The game took about 10 hours to beat (although both my roommate and I got lost multiple times), and afterwards we were both longing for someone to talk to. We craved company in order to dissect it, understand it, and impart its story onto others. Most of all, we wanted others to suffer.

We may be horrible people, but we know how it feels to get to the end, after playing through the various worlds, and realize that everything you thought you knew was wrong.

“What is the Room?”
“You’ll see.”
“What’s in there?”

Another common statement that you hear when people play Off is “oh no” repeated over and over again.

The appeal of Off isn’t just in its slightly off-kilter atmosphere or its unique art design. It’s in the ending.

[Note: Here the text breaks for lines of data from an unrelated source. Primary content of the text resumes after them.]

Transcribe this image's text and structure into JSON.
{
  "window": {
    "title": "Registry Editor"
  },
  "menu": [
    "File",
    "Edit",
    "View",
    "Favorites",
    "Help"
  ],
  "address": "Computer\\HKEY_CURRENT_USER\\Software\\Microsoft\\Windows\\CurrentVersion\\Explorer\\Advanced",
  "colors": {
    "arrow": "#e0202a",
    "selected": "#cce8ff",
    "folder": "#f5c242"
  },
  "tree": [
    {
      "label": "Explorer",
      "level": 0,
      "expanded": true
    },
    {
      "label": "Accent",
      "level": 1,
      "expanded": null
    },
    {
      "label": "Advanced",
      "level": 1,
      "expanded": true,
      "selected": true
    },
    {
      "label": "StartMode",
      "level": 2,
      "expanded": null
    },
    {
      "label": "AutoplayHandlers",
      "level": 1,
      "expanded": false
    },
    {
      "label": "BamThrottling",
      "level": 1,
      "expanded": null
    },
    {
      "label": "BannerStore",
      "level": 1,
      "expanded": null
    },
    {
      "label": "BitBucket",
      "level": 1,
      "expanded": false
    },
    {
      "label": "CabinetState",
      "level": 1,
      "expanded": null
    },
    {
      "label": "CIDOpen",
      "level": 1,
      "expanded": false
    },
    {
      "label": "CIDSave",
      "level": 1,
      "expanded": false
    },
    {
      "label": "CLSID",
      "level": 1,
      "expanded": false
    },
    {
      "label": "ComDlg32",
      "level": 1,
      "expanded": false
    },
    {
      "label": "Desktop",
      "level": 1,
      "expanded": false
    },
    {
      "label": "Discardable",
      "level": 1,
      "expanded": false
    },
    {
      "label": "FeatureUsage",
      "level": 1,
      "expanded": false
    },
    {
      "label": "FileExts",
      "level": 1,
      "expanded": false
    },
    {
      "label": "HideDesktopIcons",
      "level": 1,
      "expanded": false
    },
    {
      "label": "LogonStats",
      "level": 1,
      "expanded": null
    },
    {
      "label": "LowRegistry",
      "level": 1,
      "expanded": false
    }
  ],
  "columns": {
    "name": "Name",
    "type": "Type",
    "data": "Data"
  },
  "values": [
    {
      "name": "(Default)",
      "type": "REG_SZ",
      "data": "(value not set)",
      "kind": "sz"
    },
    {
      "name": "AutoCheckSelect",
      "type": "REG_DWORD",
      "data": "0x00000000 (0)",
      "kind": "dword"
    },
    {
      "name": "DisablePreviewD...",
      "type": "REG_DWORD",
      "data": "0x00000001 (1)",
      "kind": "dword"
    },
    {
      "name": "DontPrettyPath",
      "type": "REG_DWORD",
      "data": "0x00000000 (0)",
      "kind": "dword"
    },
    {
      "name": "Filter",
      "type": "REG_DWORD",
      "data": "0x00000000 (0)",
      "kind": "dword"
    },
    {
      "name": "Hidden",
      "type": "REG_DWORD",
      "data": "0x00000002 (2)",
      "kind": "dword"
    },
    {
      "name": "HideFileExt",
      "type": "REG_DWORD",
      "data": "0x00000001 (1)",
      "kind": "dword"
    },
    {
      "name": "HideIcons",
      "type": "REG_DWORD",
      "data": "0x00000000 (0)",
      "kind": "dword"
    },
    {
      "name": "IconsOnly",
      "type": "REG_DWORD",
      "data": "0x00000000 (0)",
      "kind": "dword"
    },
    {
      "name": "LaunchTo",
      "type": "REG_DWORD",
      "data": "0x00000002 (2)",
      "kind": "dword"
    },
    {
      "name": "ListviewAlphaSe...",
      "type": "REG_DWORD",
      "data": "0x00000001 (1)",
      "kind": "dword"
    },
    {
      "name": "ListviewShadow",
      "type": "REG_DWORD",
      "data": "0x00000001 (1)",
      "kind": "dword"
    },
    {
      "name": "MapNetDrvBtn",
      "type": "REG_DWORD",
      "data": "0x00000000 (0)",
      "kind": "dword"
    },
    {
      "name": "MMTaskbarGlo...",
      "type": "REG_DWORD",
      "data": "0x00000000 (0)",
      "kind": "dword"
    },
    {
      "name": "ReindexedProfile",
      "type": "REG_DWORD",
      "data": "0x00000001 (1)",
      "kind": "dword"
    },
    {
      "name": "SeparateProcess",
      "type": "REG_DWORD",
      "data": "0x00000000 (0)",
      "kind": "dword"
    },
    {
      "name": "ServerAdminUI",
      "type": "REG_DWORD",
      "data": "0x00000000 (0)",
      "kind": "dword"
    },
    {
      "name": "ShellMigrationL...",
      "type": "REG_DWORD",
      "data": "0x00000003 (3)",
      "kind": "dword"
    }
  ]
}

It’s the realization that you haven’t been pulling off some kind of righteous quest.

OffThere comes a moment in some video games where something goes wrong. The gameplay starts to unravel and story elements stop making sense thanks to a sudden shift. It’s like you’ve traveled into a different game. Sometimes you wish you were in a different game so you wouldn’t have to deal with the consequences.

The tragic thing about Off is that unlike in other games, no one but the player will feel the shame surrounding the ending. The character you play usually faces it and reacts accordingly. The Batter never does. He’s known the entire time. You’ve been unknowingly helping him carry out his task and the game leaves you with a choice. You either repent or finish what you started.

The worst part is that looking back, you knew the entire time. You just kept listening to those voices that told you to “keep playing.” Then you hate your friends for a few solid minutes.

You can say that the people of the Internet have come infatuated with this game because of its quality. There’s a level of excitement people experience when something is new, despite the game being a few years old. The art style is interesting and inspirational, the story is abstract, and the ending is an experience you want other people to have. Games like Off make people want to come together for comfort and for discussion.

I think it has more to do with the fact that few games have allowed the player such an emotional breakdown. It requires you to spread the word and make sure everyone is on your level. It’s better to suffer in groups than it is to suffer alone.